Le raid américain sur un immeuble de la ville libyenne de Sobrata vendredi dernier annonce le début d'une guerre internationale en Libye contre le terrorisme de l'organisation Daesh. L'immeuble abritait une soixantaine de terroristes majoritairement tunisiens. Le raid annoncé comme une action ponctuelle et préventive a fait une cinquantaine de morts parmi les terroristes. Compte tenu des circonstances et des conséquences de ce raid, il est évident que la Tunisie est désormais au centre de cette guerre qui débute sans que personne ne puisse prévoir sa fin. Il y a quelques semaines, le chef du gouvernement tunisien avait annoncé que les terroristes se trouvaient à soixante dix kilomètres de nos frontières. Certains n'avaient pas pris cette annonce au sérieux et ont même critiqué Habib Essid l'accusant de créer un climat de peur exagérée dans le pays. Pourtant, c'est exactement la distance qui nous sépare du lieu du raid américain du vendredi dernier. Il s'avère donc que l'Etat tunisien dispose d'informations fiables, qu'il suit de prés l'évolution de la situation en Libye et qu'il n'est plus admissible de nous dire dorénavant que nos services ont été pris au dépourvu pour expliquer d'éventuelles lacunes futures dans la gestion de la question libyenne.

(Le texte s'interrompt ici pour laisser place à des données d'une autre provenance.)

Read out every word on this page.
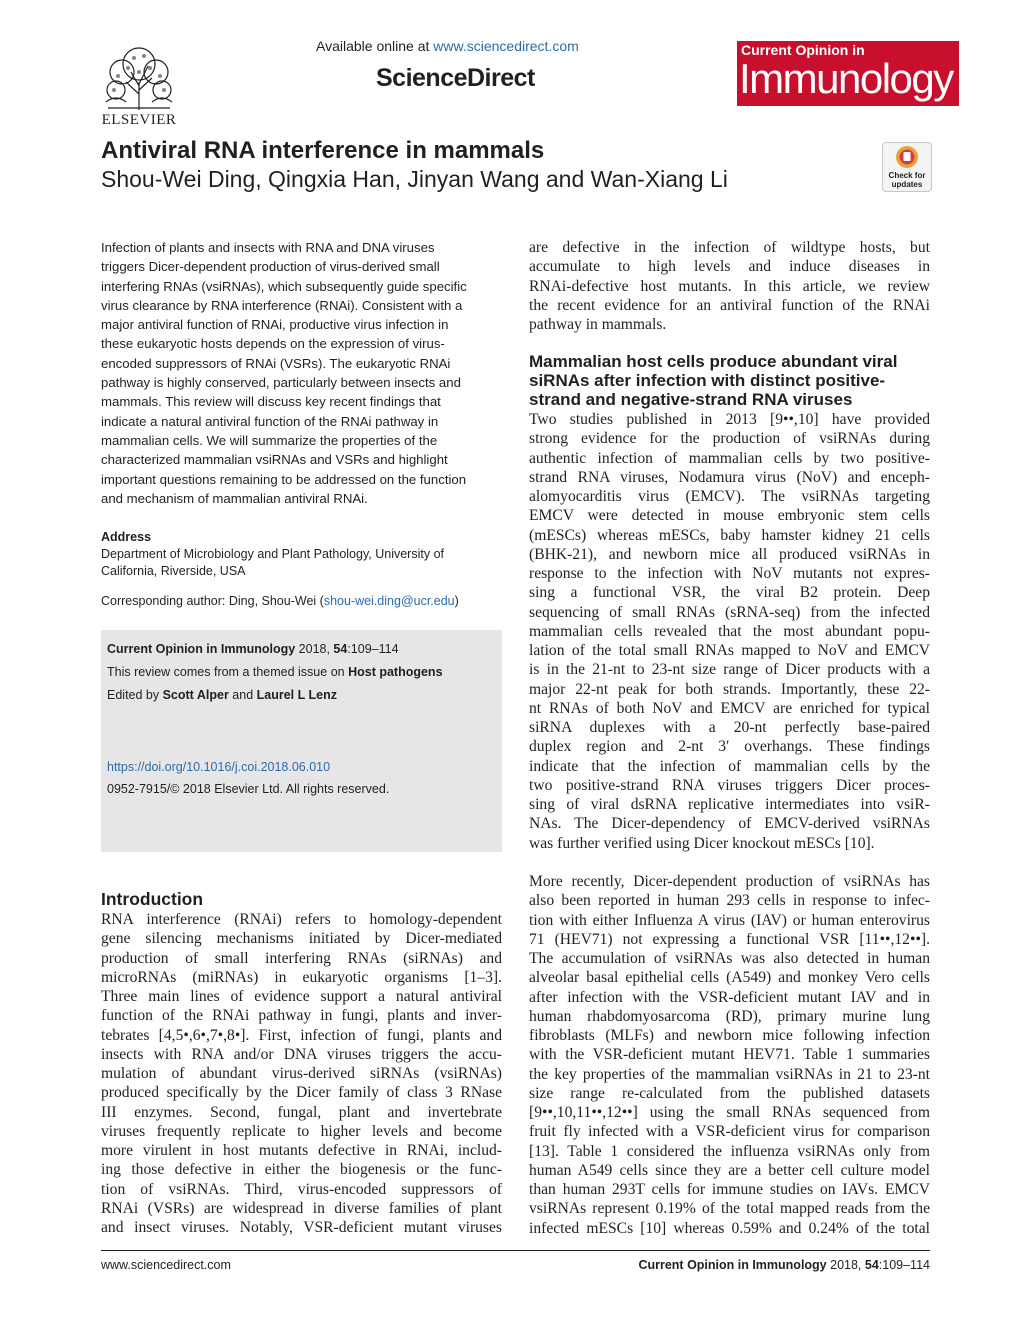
ELSEVIER
Available online at www.sciencedirect.com
ScienceDirect
Current Opinion in
Immunology
Antiviral RNA interference in mammals
Shou-Wei Ding, Qingxia Han, Jinyan Wang and Wan-Xiang Li	Check for
updates
Infection of plants and insects with RNA and DNA viruses
triggers Dicer-dependent production of virus-derived small
interfering RNAs (vsiRNAs), which subsequently guide specific
virus clearance by RNA interference (RNAi). Consistent with a
major antiviral function of RNAi, productive virus infection in
these eukaryotic hosts depends on the expression of virus-
encoded suppressors of RNAi (VSRs). The eukaryotic RNAi
pathway is highly conserved, particularly between insects and
mammals. This review will discuss key recent findings that
indicate a natural antiviral function of the RNAi pathway in
mammalian cells. We will summarize the properties of the
characterized mammalian vsiRNAs and VSRs and highlight
important questions remaining to be addressed on the function
and mechanism of mammalian antiviral RNAi.
Address
Department of Microbiology and Plant Pathology, University of
California, Riverside, USA
Corresponding author: Ding, Shou-Wei (shou-wei.ding@ucr.edu)
Current Opinion in Immunology 2018, 54:109–114
This review comes from a themed issue on Host pathogens
Edited by Scott Alper and Laurel L Lenz
https://doi.org/10.1016/j.coi.2018.06.010
0952-7915/© 2018 Elsevier Ltd. All rights reserved.
Introduction
RNA interference (RNAi) refers to homology-dependent
gene silencing mechanisms initiated by Dicer-mediated
production of small interfering RNAs (siRNAs) and
microRNAs (miRNAs) in eukaryotic organisms [1–3].
Three main lines of evidence support a natural antiviral
function of the RNAi pathway in fungi, plants and inver-
tebrates [4,5•,6•,7•,8•]. First, infection of fungi, plants and
insects with RNA and/or DNA viruses triggers the accu-
mulation of abundant virus-derived siRNAs (vsiRNAs)
produced specifically by the Dicer family of class 3 RNase
III enzymes. Second, fungal, plant and invertebrate
viruses frequently replicate to higher levels and become
more virulent in host mutants defective in RNAi, includ-
ing those defective in either the biogenesis or the func-
tion of vsiRNAs. Third, virus-encoded suppressors of
RNAi (VSRs) are widespread in diverse families of plant
and insect viruses. Notably, VSR-deficient mutant viruses
are defective in the infection of wildtype hosts, but
accumulate to high levels and induce diseases in
RNAi-defective host mutants. In this article, we review
the recent evidence for an antiviral function of the RNAi
pathway in mammals.
Mammalian host cells produce abundant viral
siRNAs after infection with distinct positive-
strand and negative-strand RNA viruses
Two studies published in 2013 [9••,10] have provided
strong evidence for the production of vsiRNAs during
authentic infection of mammalian cells by two positive-
strand RNA viruses, Nodamura virus (NoV) and enceph-
alomyocarditis virus (EMCV). The vsiRNAs targeting
EMCV were detected in mouse embryonic stem cells
(mESCs) whereas mESCs, baby hamster kidney 21 cells
(BHK-21), and newborn mice all produced vsiRNAs in
response to the infection with NoV mutants not expres-
sing a functional VSR, the viral B2 protein. Deep
sequencing of small RNAs (sRNA-seq) from the infected
mammalian cells revealed that the most abundant popu-
lation of the total small RNAs mapped to NoV and EMCV
is in the 21-nt to 23-nt size range of Dicer products with a
major 22-nt peak for both strands. Importantly, these 22-
nt RNAs of both NoV and EMCV are enriched for typical
siRNA duplexes with a 20-nt perfectly base-paired
duplex region and 2-nt 3′ overhangs. These findings
indicate that the infection of mammalian cells by the
two positive-strand RNA viruses triggers Dicer proces-
sing of viral dsRNA replicative intermediates into vsiR-
NAs. The Dicer-dependency of EMCV-derived vsiRNAs
was further verified using Dicer knockout mESCs [10].
More recently, Dicer-dependent production of vsiRNAs has
also been reported in human 293 cells in response to infec-
tion with either Influenza A virus (IAV) or human enterovirus
71 (HEV71) not expressing a functional VSR [11••,12••].
The accumulation of vsiRNAs was also detected in human
alveolar basal epithelial cells (A549) and monkey Vero cells
after infection with the VSR-deficient mutant IAV and in
human rhabdomyosarcoma (RD), primary murine lung
fibroblasts (MLFs) and newborn mice following infection
with the VSR-deficient mutant HEV71. Table 1 summaries
the key properties of the mammalian vsiRNAs in 21 to 23-nt
size range re-calculated from the published datasets
[9••,10,11••,12••] using the small RNAs sequenced from
fruit fly infected with a VSR-deficient virus for comparison
[13]. Table 1 considered the influenza vsiRNAs only from
human A549 cells since they are a better cell culture model
than human 293T cells for immune studies on IAVs. EMCV
vsiRNAs represent 0.19% of the total mapped reads from the
infected mESCs [10] whereas 0.59% and 0.24% of the total
www.sciencedirect.com	Current Opinion in Immunology 2018, 54:109–114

Maintenant des questions se posent et nécessitent une réponse collective concertée : notre pays doit-il participer à la guerre contre le terrorisme en Libye ? Quel devrait être le degré de son implication dans cet effort de guerre ? Et quel devrait être la position des différents actants politiques et sociaux tunisiens ?
Rappelons que notre pays avait déclaré, depuis les attentats du Bardo, la guerre contre le terrorisme. Il a intégré la coalition internationale contre le terrorisme conduite par les Etats-Unis et même la coalition islamiste conduite par l'Arabie Saoudite. De plus, la concentration des membres de Daesh d'origine tunisienne est très importante en Libye. Tout cela implique objectivement un engagement direct de notre pays dans l'effort de guerre internationale contre Daesh et contre le terrorisme. Il est vrai que le terrorisme est un phénomène international et planétaire, il n'en reste pas moins que c'est un fléau qui nous vise directement avec des exécutants qui sont, dans la plupart, de chez nous. Il serait dans notre intérêt donc, voire de notre devoir éthique, de participer activement à l'effort international de l'éradication du terrorisme.
Il est vrai aussi que les expériences précédentes, en Irak et en Syrie notamment, montrent que l'occident en général, et particulièrement les Etats-Unis, ne se soucie que de ses propres intérêts au détriment de la vie et des intérêts des populations des pays où il s'engage. Certains diront même, non sans raison, que le terrorisme islamiste a été créé et encouragé par l'occident lui-même pour justifier son interventionnisme et sa politique impérialiste et néocoloniale. Seulement, tant que nos pays n'ont pas les moyens d'éradiquer le fléau du terrorisme sans aucune aide extérieure, il serait puéril de refuser l'aide occidentale, même intéressée, au risque de mettre en péril quasi certain la société toute entière.
La question donc, n'est pas de savoir si on doit participer à la guerre contre Daesh, mais de définir les objectifs et le degré de notre engagement de façon à favoriser nos propres intérêts nationaux. Il est évident à ce propos qu'il est impossible de penser à un engagement militaire direct. Notre armée n'est pas dotée en hommes et en matériel pour assurer un tel rôle. Par contre, une collaboration logistique et technique avec les forces de la coalition est fortement envisageable, souhaitable même. Ceux qui s'opposent à une telle coopération, considérant qu'elle ouvre la porte à l'établissement de bases militaires étrangères sur notre territoire oublient que la notion de souveraineté nationale est devenue plus complexe de nos jours. Par contre, nous avons le devoir de vigilance pour que cette coopération avec les forces de la coalition ne lèse pas aux intérêts de nos voisins algériens qu'il nous est défendu, pour des considérations diverses, de planter un couteau dans le dos.
Enfin, il serait souhaitable pour les différents actants politiques et sociaux, dès lors que la décision d'entrer en guerre est annoncée par le gouvernement, de prendre acte de cette décision, de montrer une solidarité et une cohésion nationale sans faille et de renvoyer les différences existantes et réelles à la fin de guerre. Chacun est redevable de participer à l'effort de guerre. L'exemple doit parvenir des leaders et des dirigeants. De son côté, le gouvernement, même dans une situation de guerre, ne doit pas chercher à profiter de cette situation exceptionnelle pour porter atteinte au droit à la différence et à la liberté d'expression.